China: Pressure seen mounting on met coke prices in Jun’25

  • Producers cut prices twice in May by RMB 100-110/t
  • Limited mill demand, rising output cause supply glut

Mysteel Global: China’s prices of metallurgical coke seem set to decline further this month due to multiple downside pressures in the market, Mysteel’s monthly outlook report on the commodity warns.

Twice during May, the country’s independent met coke producers were obliged to reduce their selling prices to their steelmaker customers, cutting their prices by RMB 100-110/tonne (t) ($13.9-15.3/t). These reductions, together with rising output among coke makers, have served to soften the market.

Following the price cuts that were effective from 16 May and 28 May, respectively, the national composite met coke price as assessed by Mysteel had fallen to RMB 1,246.3/t as of 30 May from RMB 1,337/t recorded on 30 April, a reduction of RMB 90.7/t.

Chiefly blamed for the reduction in prices is the steelmakers’ pursuit of profits ahead of the seasonal summer lull in steel consumption in China. However, the price concessions made by met coke producers failed to encourage those steelmakers that do not have their own coking capacity to procure more met coke, the report notes. Indeed, their inventories fell during May.

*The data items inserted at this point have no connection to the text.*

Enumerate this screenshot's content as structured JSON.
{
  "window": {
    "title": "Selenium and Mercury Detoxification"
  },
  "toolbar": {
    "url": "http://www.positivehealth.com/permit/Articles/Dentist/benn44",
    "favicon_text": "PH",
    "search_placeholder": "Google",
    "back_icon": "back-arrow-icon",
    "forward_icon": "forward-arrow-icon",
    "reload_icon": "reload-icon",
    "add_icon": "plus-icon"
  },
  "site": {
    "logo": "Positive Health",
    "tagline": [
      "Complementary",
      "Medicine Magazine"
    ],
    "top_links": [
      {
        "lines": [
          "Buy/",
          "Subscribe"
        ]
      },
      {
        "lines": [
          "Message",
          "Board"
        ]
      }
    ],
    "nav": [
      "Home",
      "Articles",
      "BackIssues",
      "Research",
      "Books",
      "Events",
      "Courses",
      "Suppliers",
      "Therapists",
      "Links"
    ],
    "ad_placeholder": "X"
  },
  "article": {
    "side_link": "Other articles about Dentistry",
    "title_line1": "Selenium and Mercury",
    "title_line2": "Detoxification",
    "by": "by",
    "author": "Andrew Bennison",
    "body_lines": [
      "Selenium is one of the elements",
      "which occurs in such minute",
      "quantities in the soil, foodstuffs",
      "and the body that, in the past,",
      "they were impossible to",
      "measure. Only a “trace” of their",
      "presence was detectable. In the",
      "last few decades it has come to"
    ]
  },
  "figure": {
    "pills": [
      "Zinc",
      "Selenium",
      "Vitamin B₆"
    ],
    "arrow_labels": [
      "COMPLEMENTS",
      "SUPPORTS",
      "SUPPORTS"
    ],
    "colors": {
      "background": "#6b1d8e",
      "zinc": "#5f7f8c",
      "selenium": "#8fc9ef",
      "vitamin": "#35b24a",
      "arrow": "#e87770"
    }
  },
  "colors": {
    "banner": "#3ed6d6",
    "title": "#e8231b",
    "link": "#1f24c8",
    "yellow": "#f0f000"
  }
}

As of 29 May, met coke stocks held by the 247 blast furnace (BF) mills regularly monitored by Mysteel had declined to 6.55 million tonnes (mnt), according to Mysteel’s assessment, from 6.75 mnt on 1 May.

While the mills’ profit margins had shrunk alongside the falls in steel product prices, they tried to cut their costs on feed materials by reining in their purchases, a Shanxi-based analyst said.

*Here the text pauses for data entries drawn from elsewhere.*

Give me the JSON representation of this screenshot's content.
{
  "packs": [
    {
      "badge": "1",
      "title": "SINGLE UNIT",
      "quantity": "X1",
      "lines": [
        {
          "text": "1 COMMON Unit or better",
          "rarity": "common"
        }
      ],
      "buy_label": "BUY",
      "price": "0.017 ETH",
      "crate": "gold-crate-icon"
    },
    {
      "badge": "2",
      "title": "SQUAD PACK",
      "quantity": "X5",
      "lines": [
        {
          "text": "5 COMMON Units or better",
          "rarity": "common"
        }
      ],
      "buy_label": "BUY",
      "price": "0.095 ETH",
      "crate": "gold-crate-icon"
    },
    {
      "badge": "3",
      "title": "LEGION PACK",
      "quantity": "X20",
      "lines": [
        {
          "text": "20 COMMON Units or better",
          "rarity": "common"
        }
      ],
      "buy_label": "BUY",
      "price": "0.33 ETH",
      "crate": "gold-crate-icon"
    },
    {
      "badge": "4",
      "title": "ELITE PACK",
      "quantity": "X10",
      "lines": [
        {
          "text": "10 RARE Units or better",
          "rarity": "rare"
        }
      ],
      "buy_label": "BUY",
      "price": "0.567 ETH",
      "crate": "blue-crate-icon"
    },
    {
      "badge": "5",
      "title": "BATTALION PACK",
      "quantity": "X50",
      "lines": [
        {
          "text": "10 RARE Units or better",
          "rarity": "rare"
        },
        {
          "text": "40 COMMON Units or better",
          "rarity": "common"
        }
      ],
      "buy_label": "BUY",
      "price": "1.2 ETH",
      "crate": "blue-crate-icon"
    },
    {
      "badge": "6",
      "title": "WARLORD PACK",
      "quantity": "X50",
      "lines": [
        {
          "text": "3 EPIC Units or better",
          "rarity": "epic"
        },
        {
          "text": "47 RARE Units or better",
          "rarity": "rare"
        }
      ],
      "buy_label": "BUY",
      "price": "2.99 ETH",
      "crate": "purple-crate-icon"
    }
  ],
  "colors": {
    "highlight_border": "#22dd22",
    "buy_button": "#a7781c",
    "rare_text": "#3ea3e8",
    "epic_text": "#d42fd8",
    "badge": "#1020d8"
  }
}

As the negative seasonal impact on steel demand will probably loom larger as summer arrives, the bearish performance in the steel market may show little improvement. Consequently, the risk of met coke demand contracting further will intensify this month, exerting downward pressure on met coke prices, the Shanxi analyst added.

On the other hand, while procurement among steelmakers remained sluggish last month, Chinese met coke plants operated briskly during the period. Throughout May, the 230 independent coke makers that Mysteel tracks sustained their average capacity utilisation rate at above 75%, producing an average of 535,380 t/day in May, according to Mysteel’s latest surveys, compared with an average of 525,375 t/d during April.

This mismatch between met coke demand and supply has created a glut in the market, with coke stocks accumulating markedly at coke plants. According to Mysteel’s assessment, inventories among the 230 sampled coke plants sat at 783,300 t as of 29 May, jumping by nearly 17% from the 670,600 t on 1 May.

Moreover, the stocks could swell further in June since the coke plants have not slowed their production. “Under present conditions, reducing production would only incur graver losses for coke makers,” the Shanxi analyst explained, “so they might sustain their brisk operations for some time.” With demand for met coke expected to weaken this month, the coke makers’ selling pressures will only escalate more, she added.

Note: This article has been written in accordance with a content exchange agreement between Mysteel Global and BigMint.